Wunderkind und Nervenwrack
"Shine" - ein Film über den Pianisten David Helfgott
Kritik aus der

Dies ist also, wieder einmal, eine wahre Geschichte, und auch wenn der Film nicht aus Hollywood kommt, sondern aus Australien, sollte man sich immer ein bißchen hüten: weil im Kino auch die Wahrheit nur eine Fiktion ist - eine unter vielen. Jedes Bild ist eine Lüge, jede Inszenierung interpretiert: verkleinert hier, vergrößert dort, berichtigt und verfälscht. Im besten Fall ist sie glaubwürdig. Hätte Scott Hicks - so viel Skepsis sei erlaubt - die reinen Fakten rein faktisch präsentiert, währe "Shine" nie für sieben Oscars nominiert worden - und David Helfgott nur ein unbekannter Pianist mit einem psychischen Problem.

"Shine" macht den kranken Künstler zum Star, beschwört Leid und Liebe, unterhält, weil es nicht anders geht, mit der Komik aller Abweichung: das schüchterne Kind mit den abstehenden Ohren, der linkische Jüngling mit albernem Pilzkopf und einer Hornbrille und wie Woody Allen, schließlich der verwirrte Erwachsene, ein komischer Kauz, der Wohnungen in Chaos verwandelt, alle Menschen umarmt und ununterbrochen vor sich hin brabbelt wie ein Papagei (alle Fotos: Buena Vista). Einsam und monströs irrt Geoffrey Rush am Anfang als heruntergekommener Held durch den Regen. Eine Serviererin hat Erbarmen und läßt ihn ins Restaurant: ein armer Hund am Rande der Gesellschaft.

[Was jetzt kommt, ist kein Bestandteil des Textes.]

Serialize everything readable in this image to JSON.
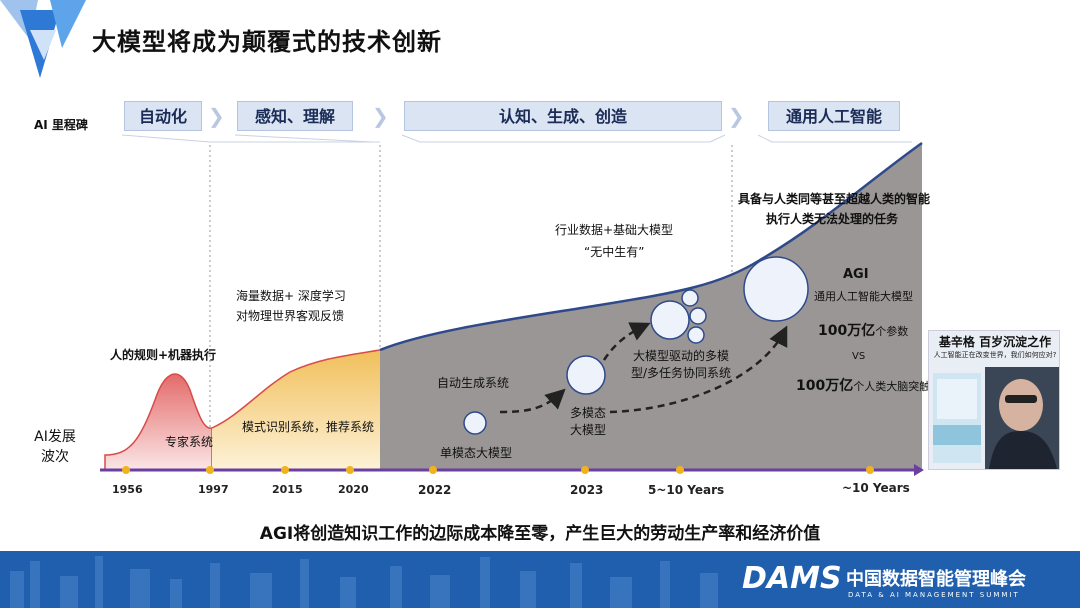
{
  "title": "大模型将成为颠覆式的技术创新",
  "row_labels": {
    "milestones": "AI 里程碑",
    "waves": "AI发展波次"
  },
  "stages": [
    "自动化",
    "感知、理解",
    "认知、生成、创造",
    "通用人工智能"
  ],
  "years": [
    "1956",
    "1997",
    "2015",
    "2020",
    "2022",
    "2023",
    "5~10 Years",
    "~10 Years"
  ],
  "annotations": {
    "rules": "人的规则+机器执行",
    "expert": "专家系统",
    "pattern": "模式识别系统，推荐系统",
    "massive_data": "海量数据+ 深度学习",
    "feedback": "对物理世界客观反馈",
    "industry": "行业数据+基础大模型",
    "from_nothing": "“无中生有”",
    "auto_gen": "自动生成系统",
    "single_modal": "单模态大模型",
    "multi_modal": "多模态大模型",
    "multi_model": "大模型驱动的多模型/多任务协同系统",
    "agi_desc1": "具备与人类同等甚至超越人类的智能",
    "agi_desc2": "执行人类无法处理的任务",
    "agi": "AGI",
    "agi_model": "通用人工智能大模型",
    "params_num": "100万亿",
    "params_unit": "个参数",
    "vs": "VS",
    "synapse_num": "100万亿",
    "synapse_unit": "个人类大脑突触"
  },
  "bottom_text": "AGI将创造知识工作的边际成本降至零，产生巨大的劳动生产率和经济价值",
  "book": {
    "title": "基辛格 百岁沉淀之作",
    "subtitle": "人工智能正在改变世界，我们如何应对?"
  },
  "footer": {
    "brand": "DAMS",
    "brand_cn": "中国数据智能管理峰会",
    "brand_en": "DATA & AI MANAGEMENT SUMMIT"
  },
  "colors": {
    "accent": "#1f5fae",
    "curve": "#2e4a8a",
    "timeline": "#6b3fa0",
    "gray_area": "#9a9696",
    "red": "#e07070",
    "gold": "#f0c66a"
  }
}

Die große Rückblende, die der Film nun eröffnet, beginnt mit der Kindheit und führt also mitten hinein in die Beschädigungen der Seele. Der Vater (Armin Mueller-Stahl) hat das Talent des kleinen David erkannt und unterrichtet ihn selbst am Klavier: Aus seinem Kind soll der erfolgreiche Musiker werden, der er nie geworden ist. Doch hinter der graumelierten Güte und sanften Art steckt ein rücksichtsloser Despot. der Sohn gehört zum Familienbesitz und muß gehorchen. Als man das Wunderkind in Amerika haben will, wirft der Vater die Einladung rigoros ins Feuer. als ein Stipendium aus England winkt, will er David bei sich behalten - und schlägt ihn brutal zusammen.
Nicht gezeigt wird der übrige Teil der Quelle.